Create a positive environment

Creating an environment where the child can be allowed to be individualistic is often a good train. For example, let him eat his own food, let him put on his own shoes and let him wash his own hands. Even if it takes a little longer, and maybe sometimes messier, allowing them to do small gestures like these build the confidence level in toddlers. They will learn to be calmer, rather than fight for every thing he wants to do on his own. This way, you not only instill good practices, you also end up disciplining him.

A child friendly house also helps to deal with your toddler effectively. For example, if your house is crammed with curios, books and vases that are absolutely out of bounds for the child, you would always be stressed out about him or her trying to touch it, climb it etc, thereby ending up with a frustrated toddler and an agitated mind in trying to fight the child. Instead, keep decorations to a minimal, arrange the kids’ books in places he can reach, have his toys in the lower cupboard and maybe even have a couple of floor cushions he is allowed to jump on.

Acknowledge feelings and soothe him

Your toddler may understand feelings way more than you give them credit for. When you notice that your child is getting ready for a melt down, explain how you understand the same and that you feel just the same. Make him understand that he is not the only one in such situations.
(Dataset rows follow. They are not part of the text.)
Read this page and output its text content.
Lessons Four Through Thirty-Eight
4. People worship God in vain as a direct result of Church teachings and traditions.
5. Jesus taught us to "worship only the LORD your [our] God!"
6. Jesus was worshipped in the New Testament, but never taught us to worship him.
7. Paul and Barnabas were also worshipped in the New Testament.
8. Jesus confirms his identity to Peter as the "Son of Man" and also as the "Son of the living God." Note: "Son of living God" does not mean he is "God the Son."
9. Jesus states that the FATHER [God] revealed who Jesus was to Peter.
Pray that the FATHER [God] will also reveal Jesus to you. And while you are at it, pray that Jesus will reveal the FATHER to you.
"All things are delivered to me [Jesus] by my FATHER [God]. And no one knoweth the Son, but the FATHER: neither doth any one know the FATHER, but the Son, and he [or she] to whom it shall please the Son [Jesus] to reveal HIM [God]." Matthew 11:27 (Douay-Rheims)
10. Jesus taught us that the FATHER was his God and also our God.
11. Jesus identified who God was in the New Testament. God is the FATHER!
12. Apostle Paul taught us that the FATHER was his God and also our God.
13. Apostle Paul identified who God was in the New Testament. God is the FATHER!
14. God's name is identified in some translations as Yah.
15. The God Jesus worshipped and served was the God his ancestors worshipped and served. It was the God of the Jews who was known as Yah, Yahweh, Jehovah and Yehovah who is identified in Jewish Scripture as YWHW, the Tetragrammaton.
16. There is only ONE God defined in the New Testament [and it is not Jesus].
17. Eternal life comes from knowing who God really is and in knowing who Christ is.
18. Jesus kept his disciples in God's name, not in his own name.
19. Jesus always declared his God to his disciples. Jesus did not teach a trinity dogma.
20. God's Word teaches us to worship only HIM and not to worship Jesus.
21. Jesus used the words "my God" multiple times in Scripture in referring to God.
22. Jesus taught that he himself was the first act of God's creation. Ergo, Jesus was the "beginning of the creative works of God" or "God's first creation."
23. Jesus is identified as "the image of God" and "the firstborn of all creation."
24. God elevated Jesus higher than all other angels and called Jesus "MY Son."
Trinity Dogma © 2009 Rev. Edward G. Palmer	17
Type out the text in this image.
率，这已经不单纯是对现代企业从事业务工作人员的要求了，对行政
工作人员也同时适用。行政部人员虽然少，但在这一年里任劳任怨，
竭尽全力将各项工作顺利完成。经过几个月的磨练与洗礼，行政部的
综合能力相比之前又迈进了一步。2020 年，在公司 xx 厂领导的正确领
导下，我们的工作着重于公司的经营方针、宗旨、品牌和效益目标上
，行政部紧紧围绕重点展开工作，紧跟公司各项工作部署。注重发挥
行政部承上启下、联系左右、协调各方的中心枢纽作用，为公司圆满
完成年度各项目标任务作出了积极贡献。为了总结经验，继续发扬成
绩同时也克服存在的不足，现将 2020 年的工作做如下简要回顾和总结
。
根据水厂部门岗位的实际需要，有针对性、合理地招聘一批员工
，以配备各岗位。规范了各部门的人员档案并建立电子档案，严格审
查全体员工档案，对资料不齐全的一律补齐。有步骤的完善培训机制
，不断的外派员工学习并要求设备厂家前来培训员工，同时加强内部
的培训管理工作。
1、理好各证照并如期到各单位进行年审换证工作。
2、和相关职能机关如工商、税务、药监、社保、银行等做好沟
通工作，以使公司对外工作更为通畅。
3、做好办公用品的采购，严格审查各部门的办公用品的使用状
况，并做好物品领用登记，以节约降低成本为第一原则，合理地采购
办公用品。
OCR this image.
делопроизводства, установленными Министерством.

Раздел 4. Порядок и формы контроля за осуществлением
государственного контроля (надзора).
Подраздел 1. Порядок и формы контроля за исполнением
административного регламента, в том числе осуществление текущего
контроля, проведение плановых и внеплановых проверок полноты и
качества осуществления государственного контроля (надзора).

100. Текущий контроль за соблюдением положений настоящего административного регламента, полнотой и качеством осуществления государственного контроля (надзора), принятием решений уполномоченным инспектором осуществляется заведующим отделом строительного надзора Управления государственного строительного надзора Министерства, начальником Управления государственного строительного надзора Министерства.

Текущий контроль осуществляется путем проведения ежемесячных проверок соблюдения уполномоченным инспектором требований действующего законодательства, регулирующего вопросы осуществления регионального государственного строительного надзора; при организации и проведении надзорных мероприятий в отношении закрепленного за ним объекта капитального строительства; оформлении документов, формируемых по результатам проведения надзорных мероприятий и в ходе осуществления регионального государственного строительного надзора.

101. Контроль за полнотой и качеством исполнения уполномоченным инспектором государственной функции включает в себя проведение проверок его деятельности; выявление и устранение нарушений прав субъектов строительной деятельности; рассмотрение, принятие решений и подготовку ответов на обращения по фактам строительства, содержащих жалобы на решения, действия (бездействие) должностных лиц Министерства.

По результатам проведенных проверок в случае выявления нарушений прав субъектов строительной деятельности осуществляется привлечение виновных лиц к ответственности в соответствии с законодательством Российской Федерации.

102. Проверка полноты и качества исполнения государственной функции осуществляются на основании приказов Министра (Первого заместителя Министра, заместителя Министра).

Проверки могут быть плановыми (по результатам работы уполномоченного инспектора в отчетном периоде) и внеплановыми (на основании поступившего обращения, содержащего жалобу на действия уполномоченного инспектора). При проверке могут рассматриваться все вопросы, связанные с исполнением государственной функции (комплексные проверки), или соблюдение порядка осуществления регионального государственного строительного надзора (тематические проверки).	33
Although they wouldn’t understand much of what you are trying to say, shouting at them or getting frantic is not the right way to handle such situations. They may also not immediately change their behaviour with the reasonable explanations you put forth to them, but this practise in the long run will help you empathize with the child and he will sooner than later come to terms with what causes the stir in his behavior and learn to act accordingly.

Soothing him down is also important when he’s at the verge of a wind down. Give him some water to drink or engage him in activities. Playing with his rubber animals in the sink while you cook, or helping him create animals out of his play dough are all activities bound to soothe the child’s senses when he is agitated.

Parents’ behavioral traits

Sometimes, parents tend to forget the fact that kids are kids. For example, taking a toddler to a crowded mall, grocery shop, park, in and out of the car, a couple of times a day can cause the child to be agitated. Kids need time to adapt to changes and if you put them through so many changes in a day, it is only natural that they thrown tantrums. So set realistic expectations when you have a toddler in tow and when possible avoid them altogether.

Also try not to label your kid, especially in front of others and definitely not in front of the kids. Instilling positive energy in them will not only boost their confidence but also change your outlook towards them. Instead of shouting and pointing at their not so good qualities, rewarding them for good behavior with positive message and small treats will only prove good in the end.

Lastly, try and relax when your toddler has retired for the day. It is ok if the house is a mess, or if your dishes are unwashed for a day, but the important thing is to not over work yourself, which in turn would affect your behavior towards the child. Every small thing the kid does will trigger something bigger if you haven’t had a good nights sleep. So have a good support system in place and revitalise once in a while.